Anyone can make a flyer, right? But it takes some design sense to create a layout that actually helps the reader to make sense of all the visual chaos. A layout is a combination of text and images. It is the way you place those words and images on a page that makes the difference between a good design and a bad design. A good design is a layout that communicates your message as best as possible. In order to do that, you need a visual hierarchy.
What is visual hierarchy?
It is when you prioritize the information on the layout so that a reader knows what to read first, second third, etc. It helps to move the reader through the page in a natural way so that they get the information and they get a sense of what is important to read first. It makes it easier for the reader to digest the information, therefore they will stay with the page longer and actually read it.
How to create visual hierarchy?
You can use principles of design to create this flow in your layout.

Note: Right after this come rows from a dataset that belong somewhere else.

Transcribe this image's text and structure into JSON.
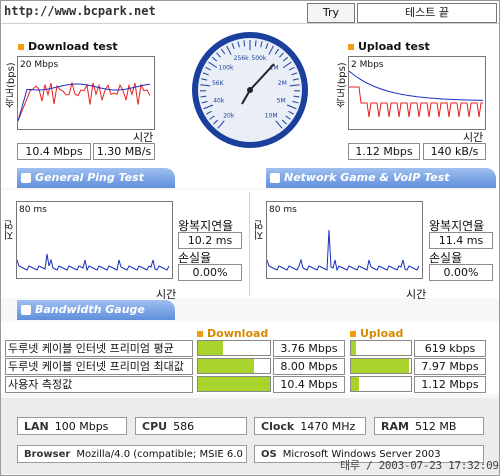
{
  "header": {
    "url": "http://www.bcpark.net",
    "try_again": "Try again",
    "test_done": "테스트 끝"
  },
  "download": {
    "title": "Download test",
    "ylabel": "속도(bps)",
    "max_label": "20 Mbps",
    "xlabel": "시간",
    "speed_mbps": "10.4 Mbps",
    "speed_mbs": "1.30 MB/s"
  },
  "upload": {
    "title": "Upload test",
    "ylabel": "속도(bps)",
    "max_label": "2 Mbps",
    "xlabel": "시간",
    "speed_mbps": "1.12 Mbps",
    "speed_kbs": "140 kB/s"
  },
  "gauge": {
    "ticks": [
      "20k",
      "40k",
      "56K",
      "100k",
      "256k",
      "500k",
      "1M",
      "2M",
      "5M",
      "10M"
    ]
  },
  "tabs": {
    "general_ping": "General Ping Test",
    "game_voip": "Network Game & VoIP Test",
    "bandwidth": "Bandwidth Gauge"
  },
  "ping_left": {
    "ylabel": "지연(ms)",
    "max_label": "80 ms",
    "xlabel": "시간",
    "rtt_label": "왕복지연율",
    "rtt_value": "10.2 ms",
    "loss_label": "손실율",
    "loss_value": "0.00%"
  },
  "ping_right": {
    "ylabel": "지연(ms)",
    "max_label": "80 ms",
    "xlabel": "시간",
    "rtt_label": "왕복지연율",
    "rtt_value": "11.4 ms",
    "loss_label": "손실율",
    "loss_value": "0.00%"
  },
  "bandwidth": {
    "download_header": "Download",
    "upload_header": "Upload",
    "rows": [
      {
        "label": "두루넷 케이블 인터넷 프리미엄 평균",
        "down": "3.76 Mbps",
        "down_fill": 0.35,
        "up": "619 kbps",
        "up_fill": 0.08
      },
      {
        "label": "두루넷 케이블 인터넷 프리미엄 최대값",
        "down": "8.00 Mbps",
        "down_fill": 0.78,
        "up": "7.97 Mbps",
        "up_fill": 0.97
      },
      {
        "label": "사용자 측정값",
        "down": "10.4 Mbps",
        "down_fill": 1.0,
        "up": "1.12 Mbps",
        "up_fill": 0.14
      }
    ]
  },
  "sysinfo": {
    "lan_label": "LAN",
    "lan_value": "100 Mbps",
    "cpu_label": "CPU",
    "cpu_value": "586",
    "clock_label": "Clock",
    "clock_value": "1470 MHz",
    "ram_label": "RAM",
    "ram_value": "512 MB",
    "browser_label": "Browser",
    "browser_value": "Mozilla/4.0 (compatible; MSIE 6.0",
    "os_label": "OS",
    "os_value": "Microsoft Windows Server 2003"
  },
  "footer": {
    "stamp": "태루 / 2003-07-23 17:32:09"
  },
  "colors": {
    "download_measured": "#e82020",
    "download_average": "#1a2fbf",
    "ping_line": "#1a2fbf",
    "gauge_blue": "#1b3f9c",
    "tab_blue": "#5f8fdb",
    "bar_green": "#a8d42d",
    "accent_orange": "#f39c12"
  }
}
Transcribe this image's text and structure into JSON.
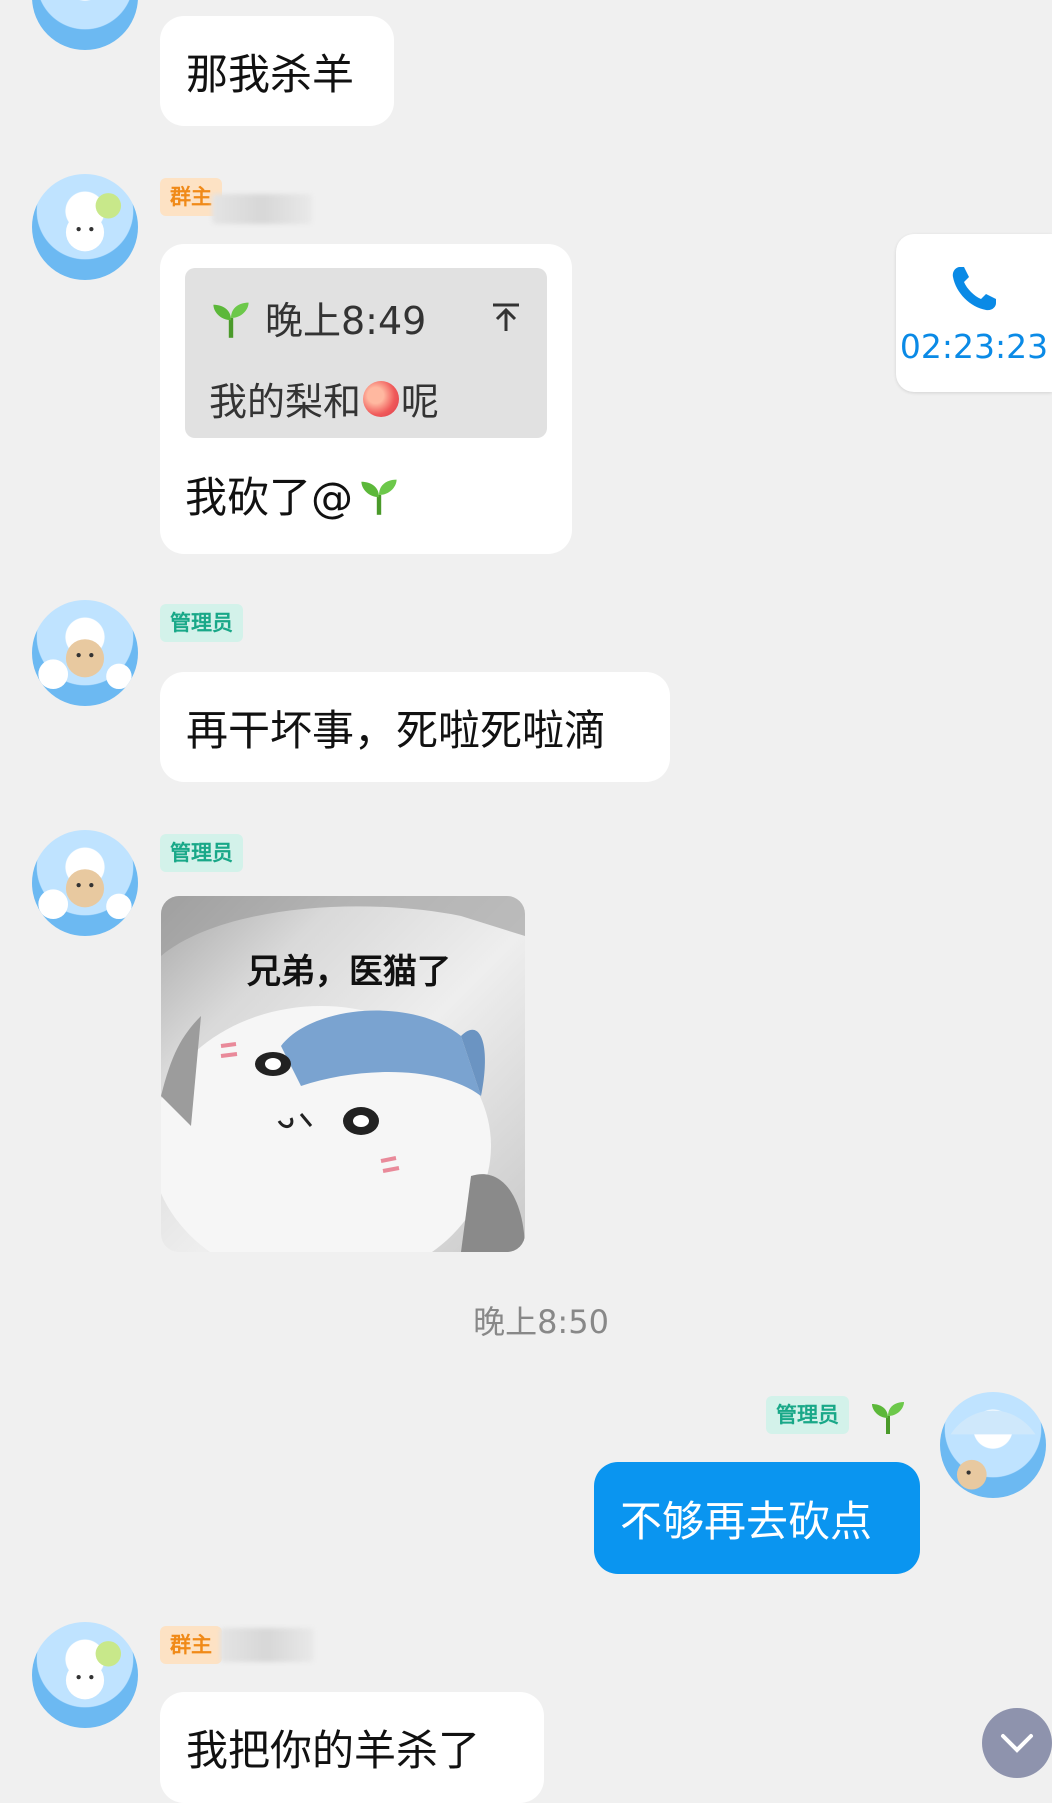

The elements of color and scale/size can help indicate the focal points in your layout. Also, your choice of fonts can help distinguish headlines, block quotes, and subheadlines from body copy,. And of course, your actual layout matters. You want to give your information in organized chunks rather than one large block of text. This allows the reader to take it one chunk at a time rather than overwhelm them with too much all at once.
As you can see in the example flyer I created, I have used layout, color, size, and fonts to organize the text in a way that makes it easy to read by creating a visual hierarchy. Think about those elements when creating your next flyer!